OP's sample code is incorrect.

Endian conversion works at the bit and 8-bit byte level. Most endian issues deal with the byte level. OP code is doing a endian change at the 4-bit nibble level. Recommend instead:

// Swap endian (big to little) or (little to big)
uint32_t num = 9;
uint32_t b0,b1,b2,b3;
uint32_t res;

b0 = (num & 0x000000ff) << 24u;
b1 = (num & 0x0000ff00) << 8u;
b2 = (num & 0x00ff0000) >> 8u;
b3 = (num & 0xff000000) >> 24u;

res = b0 | b1 | b2 | b3;

printf("%" PRIX32 "\n", res);

If performance is truly important, the particular processor would need to be known.

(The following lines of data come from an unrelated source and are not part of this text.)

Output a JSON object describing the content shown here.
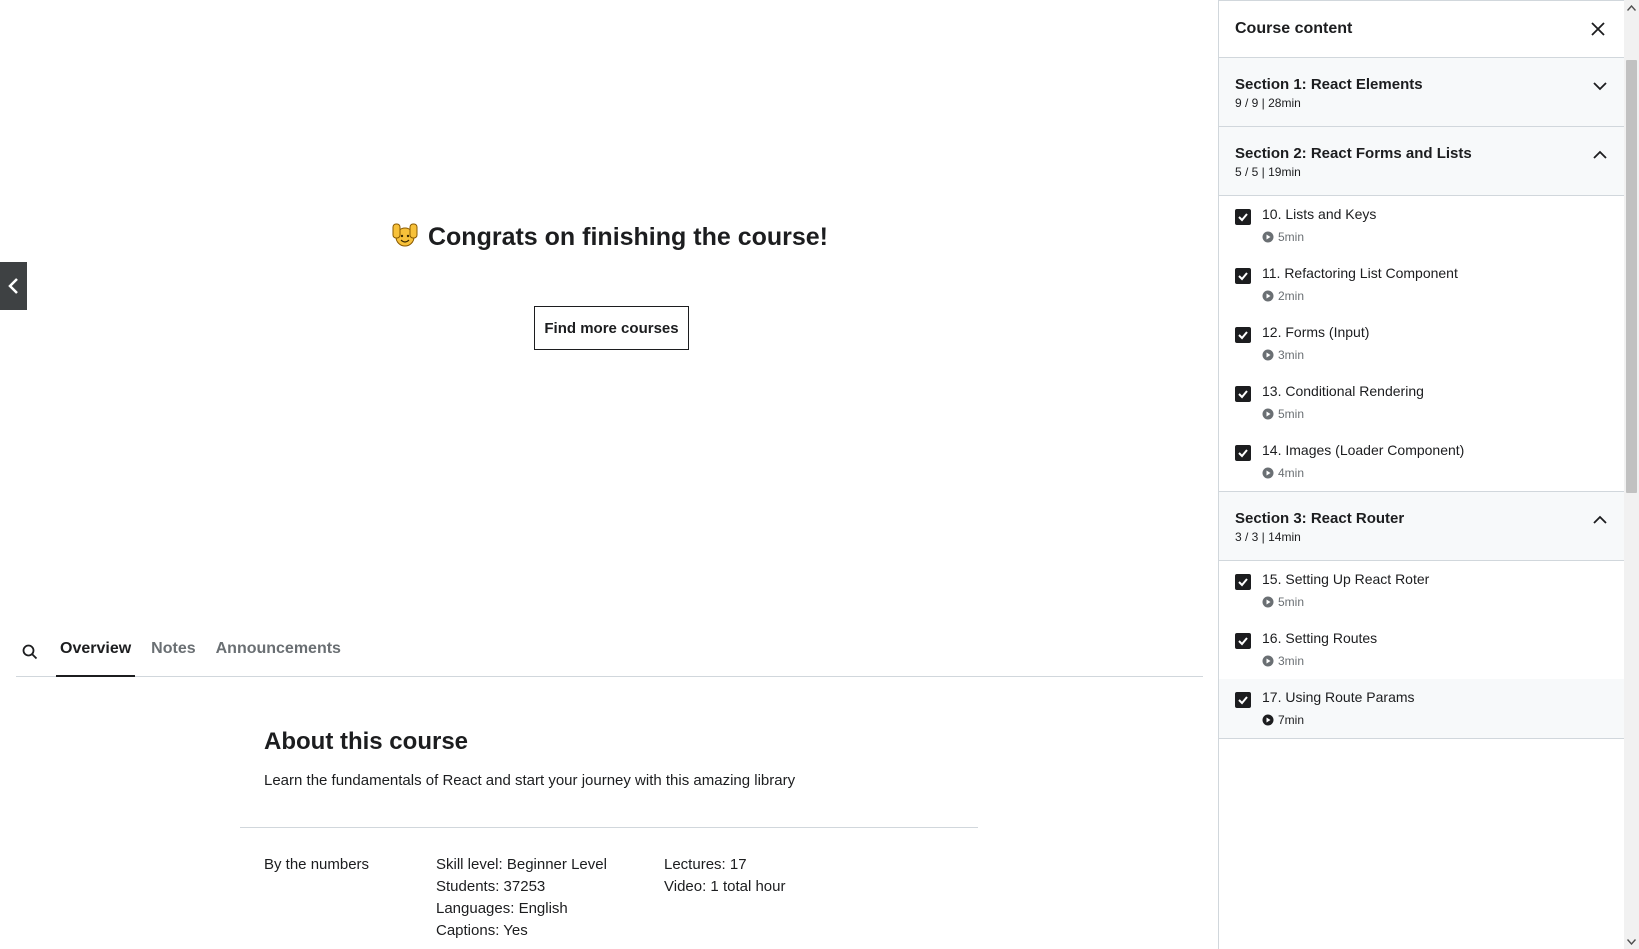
{
  "main": {
    "congrats_text": "Congrats on finishing the course!",
    "find_more_label": "Find more courses"
  },
  "tabs": [
    {
      "label": "Overview",
      "active": true
    },
    {
      "label": "Notes",
      "active": false
    },
    {
      "label": "Announcements",
      "active": false
    }
  ],
  "about": {
    "title": "About this course",
    "description": "Learn the fundamentals of React and start your journey with this amazing library",
    "numbers_label": "By the numbers",
    "skill_level": "Skill level: Beginner Level",
    "students": "Students: 37253",
    "languages": "Languages: English",
    "captions": "Captions: Yes",
    "lectures": "Lectures: 17",
    "video": "Video: 1 total hour"
  },
  "sidebar": {
    "title": "Course content",
    "sections": [
      {
        "title": "Section 1: React Elements",
        "meta": "9 / 9 | 28min",
        "expanded": false,
        "lectures": []
      },
      {
        "title": "Section 2: React Forms and Lists",
        "meta": "5 / 5 | 19min",
        "expanded": true,
        "lectures": [
          {
            "title": "10. Lists and Keys",
            "duration": "5min"
          },
          {
            "title": "11. Refactoring List Component",
            "duration": "2min"
          },
          {
            "title": "12. Forms (Input)",
            "duration": "3min"
          },
          {
            "title": "13. Conditional Rendering",
            "duration": "5min"
          },
          {
            "title": "14. Images (Loader Component)",
            "duration": "4min"
          }
        ]
      },
      {
        "title": "Section 3: React Router",
        "meta": "3 / 3 | 14min",
        "expanded": true,
        "lectures": [
          {
            "title": "15. Setting Up React Roter",
            "duration": "5min"
          },
          {
            "title": "16. Setting Routes",
            "duration": "3min"
          },
          {
            "title": "17. Using Route Params",
            "duration": "7min"
          }
        ]
      }
    ]
  },
  "colors": {
    "text": "#1c1d1f",
    "muted": "#6a6f73",
    "border": "#d1d7dc",
    "section_bg": "#f7f9fa",
    "toggle_bg": "#3e4143"
  },
  "icons": {
    "search": "search-icon",
    "close": "close-icon",
    "chevron_down": "chevron-down-icon",
    "chevron_up": "chevron-up-icon",
    "chevron_left": "chevron-left-icon",
    "checkbox": "checkbox-checked-icon",
    "play": "play-circle-icon",
    "celebrate": "raising-hands-icon"
  }
}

Otherwise, leave it to the compiler.

[Edit] OP added a comment that changes things.
"32bit numerical value represented by the hexadecimal representation (st uv wx yz) shall be recorded in a four-byte field as (st uv wx yz)."

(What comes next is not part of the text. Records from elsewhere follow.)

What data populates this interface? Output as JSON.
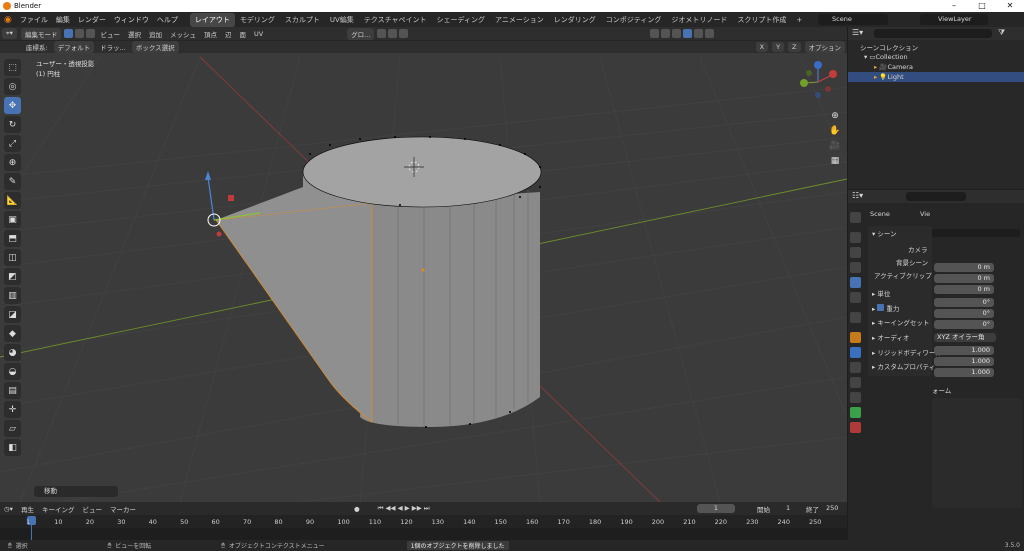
{
  "window": {
    "title": "Blender"
  },
  "menu": [
    "ファイル",
    "編集",
    "レンダー",
    "ウィンドウ",
    "ヘルプ"
  ],
  "workspaces": [
    {
      "label": "レイアウト",
      "active": true
    },
    {
      "label": "モデリング"
    },
    {
      "label": "スカルプト"
    },
    {
      "label": "UV編集"
    },
    {
      "label": "テクスチャペイント"
    },
    {
      "label": "シェーディング"
    },
    {
      "label": "アニメーション"
    },
    {
      "label": "レンダリング"
    },
    {
      "label": "コンポジティング"
    },
    {
      "label": "ジオメトリノード"
    },
    {
      "label": "スクリプト作成"
    }
  ],
  "top_right": {
    "scene": "Scene",
    "view_layer": "ViewLayer",
    "add_tab": "+"
  },
  "viewport_header": {
    "mode": "編集モード",
    "menus": [
      "ビュー",
      "選択",
      "追加",
      "メッシュ",
      "頂点",
      "辺",
      "面",
      "UV"
    ],
    "transform": "グロ...",
    "options": "オプション"
  },
  "viewport_header2": {
    "coord_label": "座標系:",
    "coord": "デフォルト",
    "drag_label": "ドラッ...",
    "select_box": "ボックス選択",
    "axes": [
      "X",
      "Y",
      "Z"
    ]
  },
  "viewport": {
    "view_name": "ユーザー・透視投影",
    "object_name": "(1) 円柱",
    "last_op": "移動"
  },
  "gizmo": {
    "x": "X",
    "y": "Y",
    "z": "Z"
  },
  "timeline": {
    "menus": [
      "再生",
      "キーイング",
      "ビュー",
      "マーカー"
    ],
    "current_frame": "1",
    "start_label": "開始",
    "start": "1",
    "end_label": "終了",
    "end": "250",
    "ticks": [
      "1",
      "10",
      "20",
      "30",
      "40",
      "50",
      "60",
      "70",
      "80",
      "90",
      "100",
      "110",
      "120",
      "130",
      "140",
      "150",
      "160",
      "170",
      "180",
      "190",
      "200",
      "210",
      "220",
      "230",
      "240",
      "250"
    ]
  },
  "status": {
    "select": "選択",
    "rotate": "ビューを回転",
    "context": "オブジェクトコンテクストメニュー",
    "message": "1個のオブジェクトを削除しました",
    "version": "3.5.0"
  },
  "outliner": {
    "root": "シーンコレクション",
    "collection": "Collection",
    "items": [
      "Camera",
      "Light"
    ]
  },
  "properties": {
    "breadcrumb": [
      "Scene",
      "Vie"
    ],
    "section": "シーン",
    "rows": [
      {
        "label": "カメラ",
        "value": ""
      },
      {
        "label": "背景シーン",
        "value": ""
      },
      {
        "label": "アクティブクリップ",
        "value": ""
      }
    ],
    "unit": "単位",
    "gravity": "重力",
    "keying": "キーイングセット",
    "audio": "オーディオ",
    "rigid": "リジッドボディワール",
    "custom": "カスタムプロパティ",
    "values": [
      "0 m",
      "0 m",
      "0 m",
      "0°",
      "0°",
      "0°"
    ],
    "rotation_mode": "XYZ オイラー角",
    "scale": [
      "1.000",
      "1.000",
      "1.000"
    ],
    "transform_partial": "ォーム"
  }
}
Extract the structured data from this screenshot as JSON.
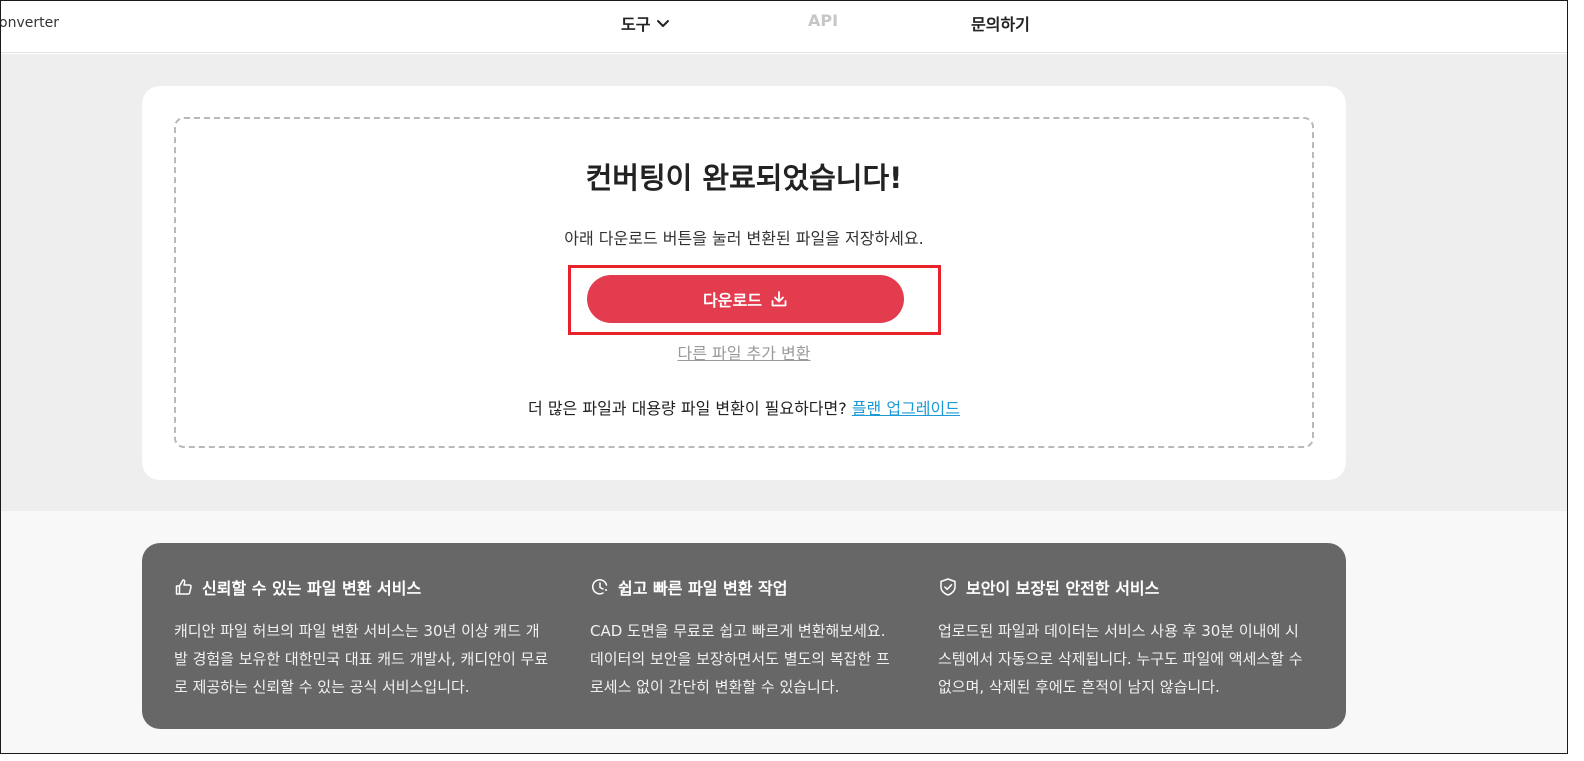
{
  "header": {
    "logo_text": "onverter",
    "nav": {
      "tools": "도구",
      "api": "API",
      "contact": "문의하기"
    }
  },
  "result": {
    "title": "컨버팅이 완료되었습니다!",
    "subtitle": "아래 다운로드 버튼을 눌러 변환된 파일을 저장하세요.",
    "download_label": "다운로드",
    "add_more_label": "다른 파일 추가 변환",
    "upgrade_text": "더 많은 파일과 대용량 파일 변환이 필요하다면?",
    "upgrade_link": "플랜 업그레이드"
  },
  "features": [
    {
      "icon": "thumbs-up-icon",
      "title": "신뢰할 수 있는 파일 변환 서비스",
      "lines": [
        "캐디안 파일 허브의 파일 변환 서비스는 30년 이상 캐드 개",
        "발 경험을 보유한 대한민국 대표 캐드 개발사, 캐디안이 무료",
        "로 제공하는 신뢰할 수 있는 공식 서비스입니다."
      ]
    },
    {
      "icon": "clock-icon",
      "title": "쉽고 빠른 파일 변환 작업",
      "lines": [
        "CAD 도면을 무료로 쉽고 빠르게 변환해보세요.",
        "데이터의 보안을 보장하면서도 별도의 복잡한 프",
        "로세스 없이 간단히 변환할 수 있습니다."
      ]
    },
    {
      "icon": "shield-check-icon",
      "title": "보안이 보장된 안전한 서비스",
      "lines": [
        "업로드된 파일과 데이터는 서비스 사용 후 30분 이내에 시",
        "스템에서 자동으로 삭제됩니다. 누구도 파일에 액세스할 수",
        "없으며, 삭제된 후에도 흔적이 남지 않습니다."
      ]
    }
  ],
  "colors": {
    "accent": "#e33c4f",
    "highlight_border": "#e8222b",
    "link": "#1b9ad6",
    "info_card": "#676767"
  }
}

It appears in this case, the endian of the 32-bit number is unknown and the result needs to be store in memory in little endian order.

uint32_t num = 9;
uint8_t b[4];
b[0] = (uint8_t) (num >>  0u);
b[1] = (uint8_t) (num >>  8u);
b[2] = (uint8_t) (num >> 16u);
b[3] = (uint8_t) (num >> 24u);

[2016 Edit] Simplification

... The type of the result is that of the promoted left operand.... Bitwise shift operators C11 §6.5.7 3

Using a u after the shift constants (right operands) results in the same as without it.

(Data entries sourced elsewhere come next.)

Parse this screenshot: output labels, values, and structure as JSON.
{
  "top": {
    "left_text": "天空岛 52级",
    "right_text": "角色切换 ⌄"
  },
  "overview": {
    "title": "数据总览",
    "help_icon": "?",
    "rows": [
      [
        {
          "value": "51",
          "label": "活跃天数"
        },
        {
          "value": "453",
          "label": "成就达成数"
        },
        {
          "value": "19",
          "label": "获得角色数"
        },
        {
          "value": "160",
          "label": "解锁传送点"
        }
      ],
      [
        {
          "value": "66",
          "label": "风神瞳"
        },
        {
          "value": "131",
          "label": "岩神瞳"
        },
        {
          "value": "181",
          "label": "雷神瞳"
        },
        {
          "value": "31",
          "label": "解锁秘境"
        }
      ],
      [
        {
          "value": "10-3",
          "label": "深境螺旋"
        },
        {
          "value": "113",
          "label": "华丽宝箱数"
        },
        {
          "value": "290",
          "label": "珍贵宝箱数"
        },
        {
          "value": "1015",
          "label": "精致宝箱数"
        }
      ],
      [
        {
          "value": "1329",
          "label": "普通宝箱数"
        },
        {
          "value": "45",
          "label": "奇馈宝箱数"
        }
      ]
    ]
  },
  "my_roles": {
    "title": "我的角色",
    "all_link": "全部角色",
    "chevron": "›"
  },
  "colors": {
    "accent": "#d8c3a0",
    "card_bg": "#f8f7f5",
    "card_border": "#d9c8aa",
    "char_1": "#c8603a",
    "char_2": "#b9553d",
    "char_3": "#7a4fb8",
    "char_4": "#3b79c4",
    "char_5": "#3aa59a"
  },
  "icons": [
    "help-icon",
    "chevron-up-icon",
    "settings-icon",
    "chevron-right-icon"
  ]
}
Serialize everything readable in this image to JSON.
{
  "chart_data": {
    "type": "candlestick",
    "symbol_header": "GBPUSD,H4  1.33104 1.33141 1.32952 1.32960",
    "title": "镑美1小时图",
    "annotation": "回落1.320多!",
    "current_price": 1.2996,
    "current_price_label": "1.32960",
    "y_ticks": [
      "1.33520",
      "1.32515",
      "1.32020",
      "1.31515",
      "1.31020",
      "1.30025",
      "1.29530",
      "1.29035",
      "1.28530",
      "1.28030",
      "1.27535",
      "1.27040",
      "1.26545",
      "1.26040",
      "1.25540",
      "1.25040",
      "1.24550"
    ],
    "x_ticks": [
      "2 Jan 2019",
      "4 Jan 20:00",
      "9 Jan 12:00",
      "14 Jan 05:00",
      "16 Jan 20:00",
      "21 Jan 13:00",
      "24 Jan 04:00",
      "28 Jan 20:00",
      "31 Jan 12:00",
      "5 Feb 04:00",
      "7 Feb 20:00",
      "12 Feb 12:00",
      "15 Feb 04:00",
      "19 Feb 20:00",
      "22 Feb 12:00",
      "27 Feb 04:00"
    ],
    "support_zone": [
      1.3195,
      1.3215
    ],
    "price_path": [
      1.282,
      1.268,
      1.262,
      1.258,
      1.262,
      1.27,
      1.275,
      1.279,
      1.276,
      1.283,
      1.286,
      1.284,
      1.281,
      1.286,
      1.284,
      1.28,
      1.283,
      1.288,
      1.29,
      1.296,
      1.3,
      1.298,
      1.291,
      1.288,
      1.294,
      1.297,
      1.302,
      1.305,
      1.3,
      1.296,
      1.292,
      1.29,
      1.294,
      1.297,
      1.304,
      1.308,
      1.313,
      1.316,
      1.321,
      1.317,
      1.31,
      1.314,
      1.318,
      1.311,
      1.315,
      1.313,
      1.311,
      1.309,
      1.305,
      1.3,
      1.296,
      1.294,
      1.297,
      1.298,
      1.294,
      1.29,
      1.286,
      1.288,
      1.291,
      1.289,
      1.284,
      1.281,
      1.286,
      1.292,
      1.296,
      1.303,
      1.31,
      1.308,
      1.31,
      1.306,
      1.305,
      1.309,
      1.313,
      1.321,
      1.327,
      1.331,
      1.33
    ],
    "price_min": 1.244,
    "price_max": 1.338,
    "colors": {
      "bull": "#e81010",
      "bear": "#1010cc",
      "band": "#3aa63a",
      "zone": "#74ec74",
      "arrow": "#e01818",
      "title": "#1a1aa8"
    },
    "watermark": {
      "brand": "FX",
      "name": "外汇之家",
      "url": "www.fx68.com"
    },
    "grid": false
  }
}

b3 = (num & 0xff000000) >> 24u;
b[3] = (uint8_t) (num >> 24u);
// same as 
b3 = (num & 0xff000000) >> 24;
b[3] = (uint8_t) (num >> 24);

I think you can use function htonl(). Network byte order is big endian.

Sorry, my answer is a bit too late, but it seems nobody mentioned built-in functions to reverse byte order, which in very important in terms of performance.

Most of the modern processors are little-endian, while all network protocols are big-endian. That is history and more on that you can find on Wikipedia. But that means our processors convert between little- and big-endian millions of times while we browse the Internet.

That is why most architectures have a dedicated processor instructions to facilitate this task. For x86 architectures there is BSWAP instruction, and for ARMs there is REV. This is the most efficient way to reverse byte order.

To avoid assembly in our C code, we can use built-ins instead. For GCC there is __builtin_bswap32() function and for Visual C++ there is _byteswap_ulong(). Those function will generate just one processor instruction on most architectures.

Here is an example:

#include <stdio.h>
#include <inttypes.h>

int main()
    uint32_t le = 0x12345678;
    uint32_t be = __builtin_bswap32(le);

    printf("Little-endian: 0x%" PRIx32 "\n", le);
    printf("Big-endian:    0x%" PRIx32 "\n", be);

    return 0;

Here is the output it produces:

Little-endian: 0x12345678
Big-endian:    0x78563412

And here is the disassembly (without optimization, i.e. -O0):

        uint32_t be = __builtin_bswap32(le);
   0x0000000000400535 <+15>:    mov    -0x8(%rbp),%eax
   0x0000000000400538 <+18>:    bswap  %eax
   0x000000000040053a <+20>:    mov    %eax,-0x4(%rbp)

There is just one BSWAP instruction indeed.

So, if we do care about the performance, we should use those built-in functions instead of any other method of byte reversing. Just my 2 cents.